Sunday, November 19, 2006

Owen claims victory at Apec

By Tanya Fang,
WNS Foreign Affairs Correspondent

HANOI - As the Apec summit in Vietnam draws to a close, Prime Minister Owen Heng is claiming victory after persuading leaders to recognise the issue of climate change in their official closing statement. The world's largest economies, including the United and Japan are represented at the 21-nation forum, as well the major power brokers such as China and Russia. But Owen is claiming influence, despite climate change not being officially on the summit's agenda.

"We have been successful in negotiating into the leaders' communique a reference to climate change off the back of the energy issues," he says. Now, when Australia hosts the summit in 2007, energy ministers from the Apec economies are required to report back on exactly what they are doing to reduce carbon emissions. Apec's trade goals have also had encouraging words from the US about an Apec-wide free trade agreement.

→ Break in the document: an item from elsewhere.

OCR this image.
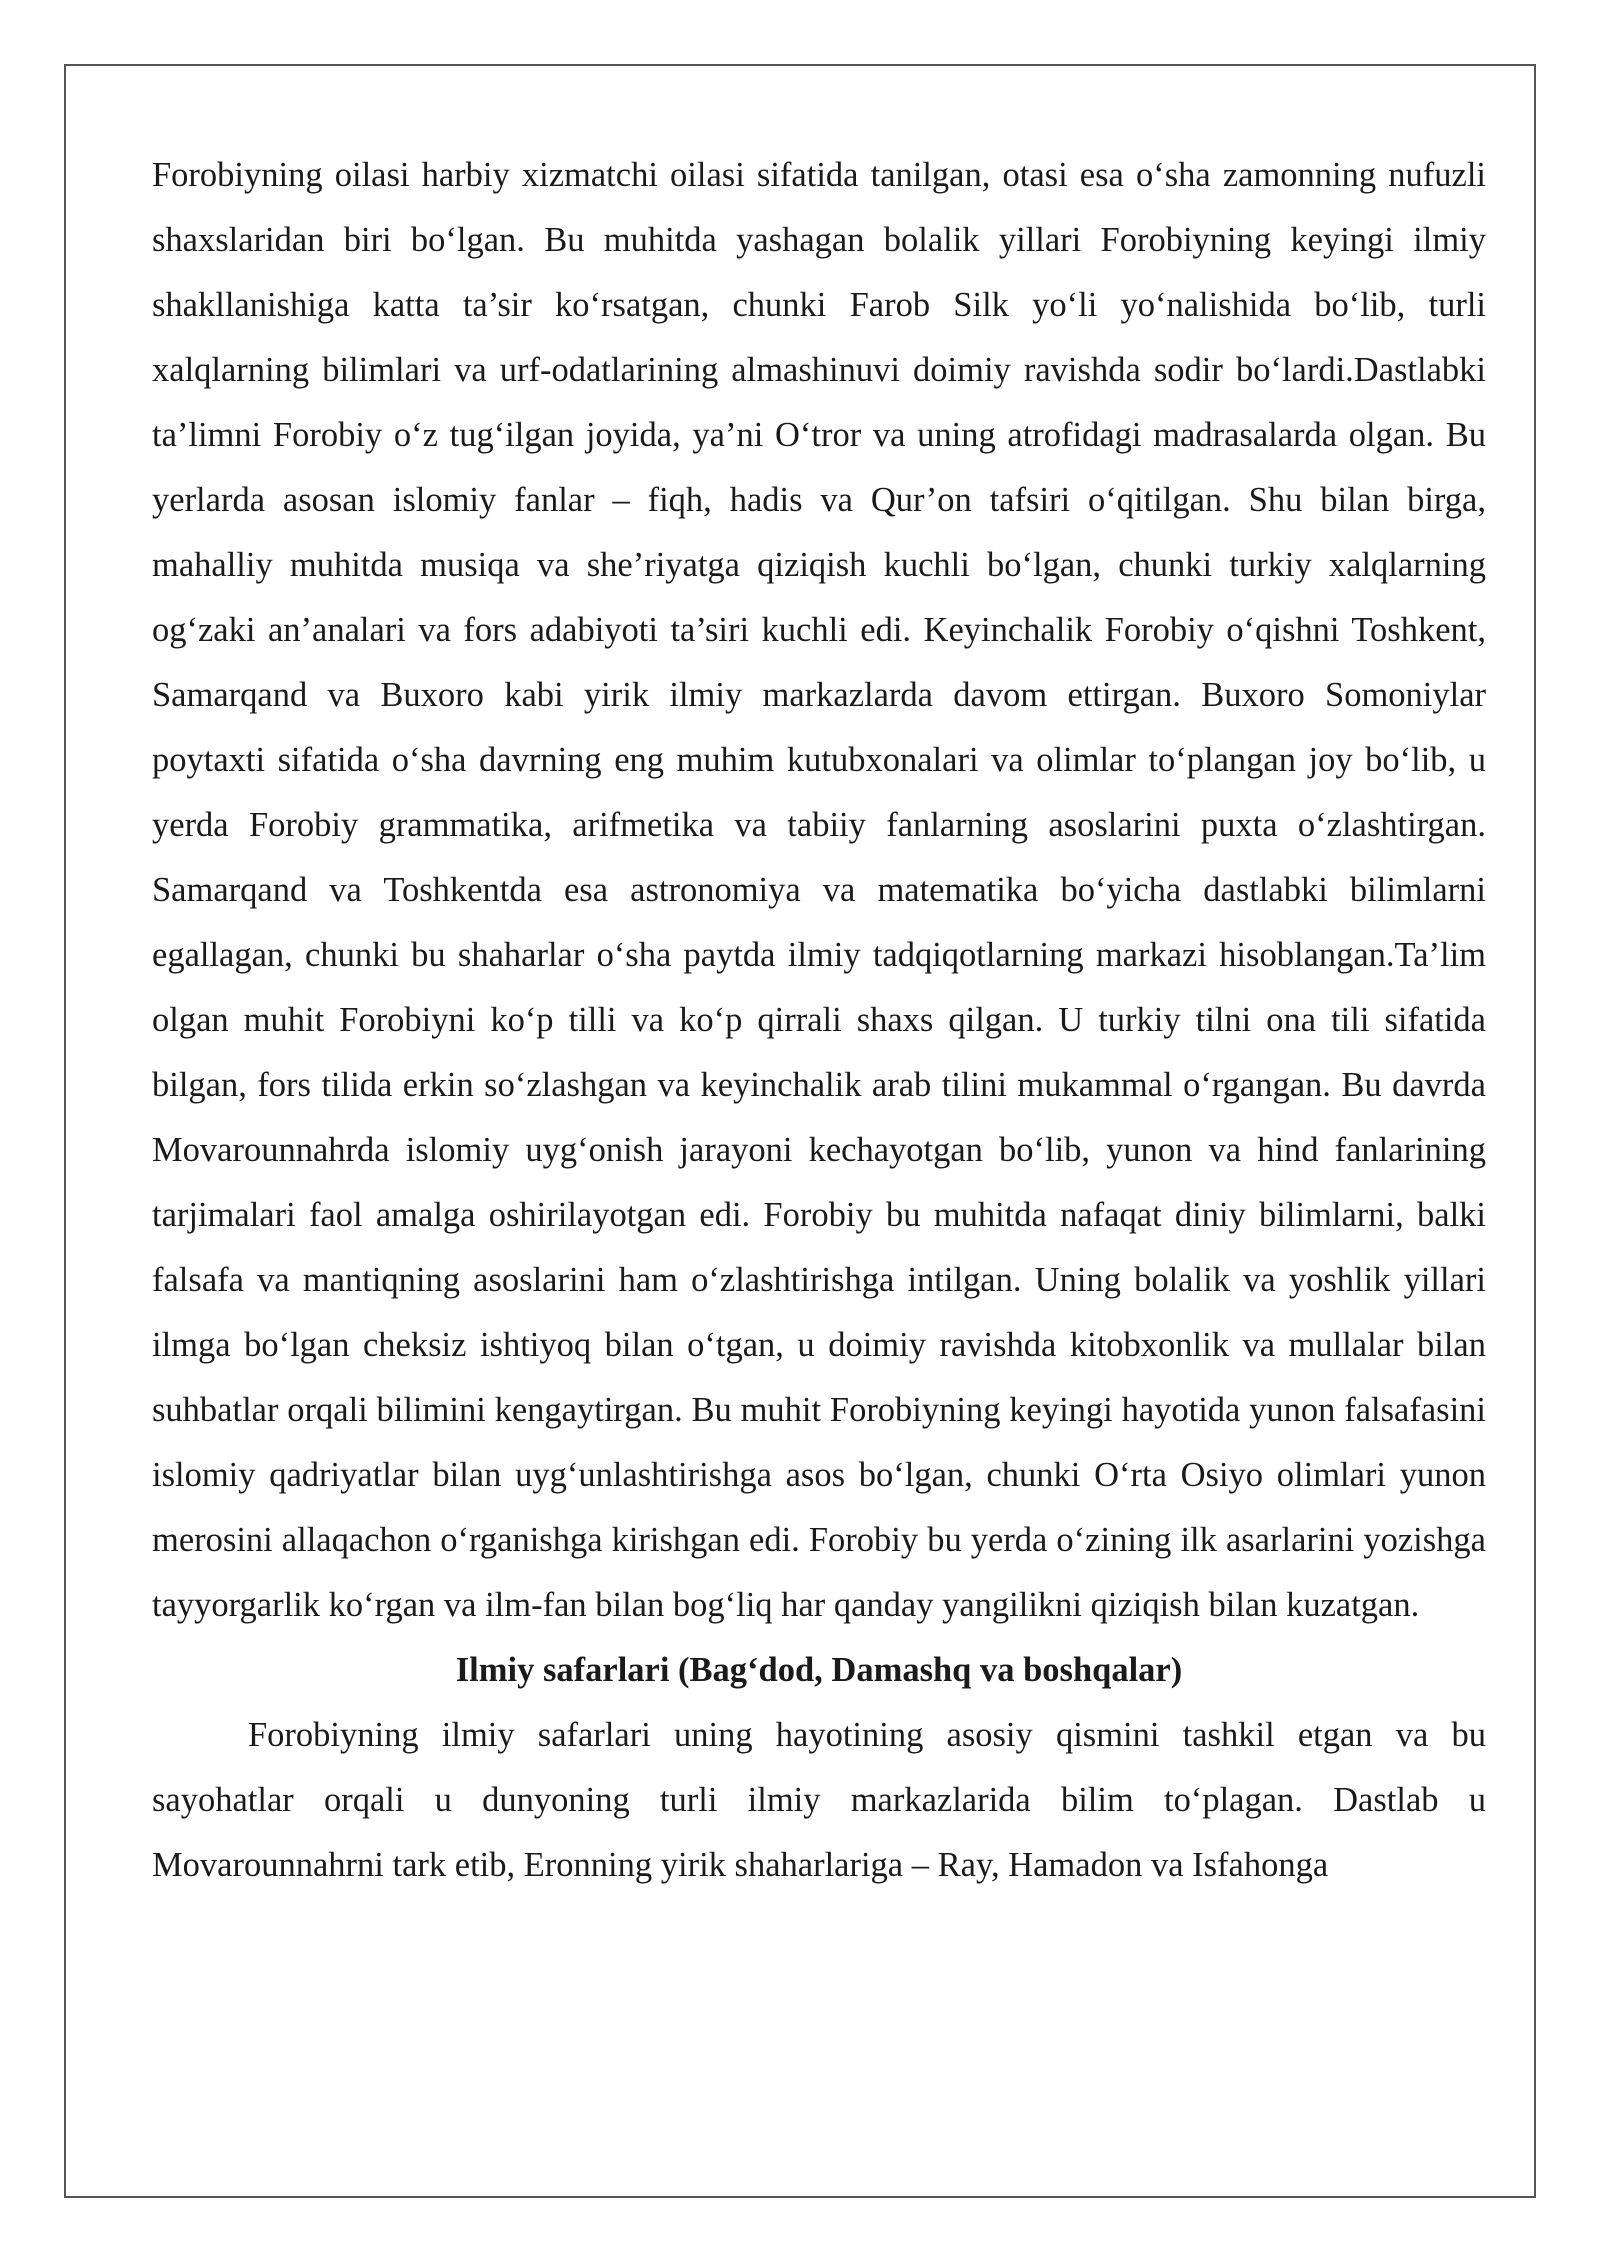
Forobiyning oilasi harbiy xizmatchi oilasi sifatida tanilgan, otasi esa o‘sha zamonning nufuzli shaxslaridan biri bo‘lgan. Bu muhitda yashagan bolalik yillari Forobiyning keyingi ilmiy shakllanishiga katta ta’sir ko‘rsatgan, chunki Farob Silk yo‘li yo‘nalishida bo‘lib, turli xalqlarning bilimlari va urf-odatlarining almashinuvi doimiy ravishda sodir bo‘lardi.Dastlabki ta’limni Forobiy o‘z tug‘ilgan joyida, ya’ni O‘tror va uning atrofidagi madrasalarda olgan. Bu yerlarda asosan islomiy fanlar – fiqh, hadis va Qur’on tafsiri o‘qitilgan. Shu bilan birga, mahalliy muhitda musiqa va she’riyatga qiziqish kuchli bo‘lgan, chunki turkiy xalqlarning og‘zaki an’analari va fors adabiyoti ta’siri kuchli edi. Keyinchalik Forobiy o‘qishni Toshkent, Samarqand va Buxoro kabi yirik ilmiy markazlarda davom ettirgan. Buxoro Somoniylar poytaxti sifatida o‘sha davrning eng muhim kutubxonalari va olimlar to‘plangan joy bo‘lib, u yerda Forobiy grammatika, arifmetika va tabiiy fanlarning asoslarini puxta o‘zlashtirgan. Samarqand va Toshkentda esa astronomiya va matematika bo‘yicha dastlabki bilimlarni egallagan, chunki bu shaharlar o‘sha paytda ilmiy tadqiqotlarning markazi hisoblangan.Ta’lim olgan muhit Forobiyni ko‘p tilli va ko‘p qirrali shaxs qilgan. U turkiy tilni ona tili sifatida bilgan, fors tilida erkin so‘zlashgan va keyinchalik arab tilini mukammal o‘rgangan. Bu davrda Movarounnahrda islomiy uyg‘onish jarayoni kechayotgan bo‘lib, yunon va hind fanlarining tarjimalari faol amalga oshirilayotgan edi. Forobiy bu muhitda nafaqat diniy bilimlarni, balki falsafa va mantiqning asoslarini ham o‘zlashtirishga intilgan. Uning bolalik va yoshlik yillari ilmga bo‘lgan cheksiz ishtiyoq bilan o‘tgan, u doimiy ravishda kitobxonlik va mullalar bilan suhbatlar orqali bilimini kengaytirgan. Bu muhit Forobiyning keyingi hayotida yunon falsafasini islomiy qadriyatlar bilan uyg‘unlashtirishga asos bo‘lgan, chunki O‘rta Osiyo olimlari yunon merosini allaqachon o‘rganishga kirishgan edi. Forobiy bu yerda o‘zining ilk asarlarini yozishga tayyorgarlik ko‘rgan va ilm-fan bilan bog‘liq har qanday yangilikni qiziqish bilan kuzatgan.

Ilmiy safarlari (Bag‘dod, Damashq va boshqalar)

Forobiyning ilmiy safarlari uning hayotining asosiy qismini tashkil etgan va bu sayohatlar orqali u dunyoning turli ilmiy markazlarida bilim to‘plagan. Dastlab u Movarounnahrni tark etib, Eronning yirik shaharlariga – Ray, Hamadon va Isfahonga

"We are working with our Apec partners and with you in the business community to promote regional economic integration including the possibility of a free trade area of the Asia Pacific," says US Secretary of State Condoleezza Rice. But Owen is warning that this won't happen any time soon. "You've got a lot of less developed economies sitting around the Apec table and in a sense you travel at the pace of the slowest, but there's no doubt it would be significant," he says.

There is, however, good news for Linapore's agricultural sector after leaders said they were ready to make deeper cuts to farm subsidies. Disputes over farm subsidies have stymied the Doha round of World Trade Organisation (WTO) talks in July and it is hoped the breakthrough at Apec will help breathe life into global trade talks.